Perivascular adipose tissue can be involved in the process of cardiovascular pathology through the release of adipokines, namely adiponectins. Monomeric adiponectin has been shown to increase coronary blood flow in anesthetized pigs through increased nitric oxide (NO) release and the involvement of adiponectin receptor 1 (AdipoR1). The present study was therefore planned to examine the effects of monomeric adiponectin on NO release and Ca^2 + transients in porcine aortic endothelial cells (PAEs) in normal/high glucose conditions and the related mechanisms.

Main methods

PAEs were treated with monomeric adiponectin alone or in the presence of intracellular kinases blocker, AdipoR1 and Ca^2 +-ATPase pump inhibitors. The role of Na⁺/Ca^2 + exchanger was examined in experiments performed in zero Na⁺ medium. NO release and intracellular Ca^2 + were measured through specific probes.

Key findings

In PAE cultured in normal glucose conditions, monomeric adiponectin elevated NO production and [Ca^2 +]c.
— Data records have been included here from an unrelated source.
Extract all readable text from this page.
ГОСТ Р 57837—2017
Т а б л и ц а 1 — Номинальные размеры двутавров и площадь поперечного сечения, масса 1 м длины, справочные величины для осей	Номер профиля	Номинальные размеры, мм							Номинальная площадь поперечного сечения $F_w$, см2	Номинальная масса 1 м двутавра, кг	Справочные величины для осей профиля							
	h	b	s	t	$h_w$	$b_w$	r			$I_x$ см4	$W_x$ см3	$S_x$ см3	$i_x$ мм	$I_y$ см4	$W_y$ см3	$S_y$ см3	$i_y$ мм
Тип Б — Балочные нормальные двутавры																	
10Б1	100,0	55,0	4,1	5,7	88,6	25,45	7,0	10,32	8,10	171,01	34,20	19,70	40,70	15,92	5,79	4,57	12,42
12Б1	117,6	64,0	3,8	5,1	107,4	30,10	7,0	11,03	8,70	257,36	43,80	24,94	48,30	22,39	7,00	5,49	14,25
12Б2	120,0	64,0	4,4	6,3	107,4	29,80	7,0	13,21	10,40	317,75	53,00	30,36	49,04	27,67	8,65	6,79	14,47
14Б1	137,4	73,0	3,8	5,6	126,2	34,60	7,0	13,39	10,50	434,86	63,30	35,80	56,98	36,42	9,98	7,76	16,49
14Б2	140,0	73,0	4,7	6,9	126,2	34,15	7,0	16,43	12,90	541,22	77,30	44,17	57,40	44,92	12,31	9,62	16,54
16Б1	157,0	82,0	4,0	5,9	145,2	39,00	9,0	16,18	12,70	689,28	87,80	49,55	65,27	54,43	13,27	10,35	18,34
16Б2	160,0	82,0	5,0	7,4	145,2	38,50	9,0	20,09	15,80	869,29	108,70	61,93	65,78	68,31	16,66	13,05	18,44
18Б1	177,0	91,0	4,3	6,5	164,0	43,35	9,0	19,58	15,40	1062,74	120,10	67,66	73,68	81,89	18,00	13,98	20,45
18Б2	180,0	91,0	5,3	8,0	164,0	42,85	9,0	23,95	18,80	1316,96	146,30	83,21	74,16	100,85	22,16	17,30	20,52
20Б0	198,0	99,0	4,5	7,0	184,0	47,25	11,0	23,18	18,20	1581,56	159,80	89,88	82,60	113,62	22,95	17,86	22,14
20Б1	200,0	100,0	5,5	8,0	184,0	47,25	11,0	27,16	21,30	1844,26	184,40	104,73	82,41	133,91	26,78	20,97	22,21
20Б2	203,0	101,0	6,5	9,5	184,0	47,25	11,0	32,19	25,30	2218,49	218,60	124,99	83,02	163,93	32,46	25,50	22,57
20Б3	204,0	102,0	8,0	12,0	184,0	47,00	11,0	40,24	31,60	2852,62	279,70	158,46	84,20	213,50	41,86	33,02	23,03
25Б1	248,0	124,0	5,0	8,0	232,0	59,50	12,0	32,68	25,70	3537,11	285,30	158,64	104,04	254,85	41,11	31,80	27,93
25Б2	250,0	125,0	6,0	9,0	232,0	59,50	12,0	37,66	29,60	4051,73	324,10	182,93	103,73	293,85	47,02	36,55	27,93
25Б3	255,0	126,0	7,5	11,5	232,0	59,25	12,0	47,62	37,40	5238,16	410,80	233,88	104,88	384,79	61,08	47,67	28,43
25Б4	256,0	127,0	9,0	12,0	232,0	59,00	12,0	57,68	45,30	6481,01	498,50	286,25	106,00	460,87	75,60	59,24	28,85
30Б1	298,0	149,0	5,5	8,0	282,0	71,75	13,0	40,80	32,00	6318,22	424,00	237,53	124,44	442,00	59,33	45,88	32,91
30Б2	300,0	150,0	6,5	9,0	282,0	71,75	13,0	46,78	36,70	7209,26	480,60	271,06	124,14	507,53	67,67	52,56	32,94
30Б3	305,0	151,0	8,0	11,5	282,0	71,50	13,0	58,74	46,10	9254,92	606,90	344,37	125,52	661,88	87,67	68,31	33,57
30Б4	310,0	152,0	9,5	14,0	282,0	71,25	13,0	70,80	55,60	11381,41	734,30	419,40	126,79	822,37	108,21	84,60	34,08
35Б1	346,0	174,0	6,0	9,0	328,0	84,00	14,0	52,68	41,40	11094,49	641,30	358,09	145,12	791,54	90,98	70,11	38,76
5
Similar effects were observed in high glucose conditions, although the response was lower and not transient. The Ca^2 + mobilized by monomeric adiponectin originated from an intracellular pool thapsigargin- and ATP-sensitive and from the extracellular space. Moreover, the effects of monomeric adiponectin were prevented by kinase blockers and AdipoR1 inhibitor. Finally, in normal glucose condition, a role for Na⁺/Ca^2 + exchanger and Ca^2 +-ATPase pump in restoring Ca^2 + was found.

Significance

Our results add new information about the control of endothelial function elicited by monomeric adiponectin, which would be achieved by modulation of NO release and Ca^2 + transients. A signalling related to Akt, ERK1/2 and p38MAPK downstream AdipoR1 would be involved.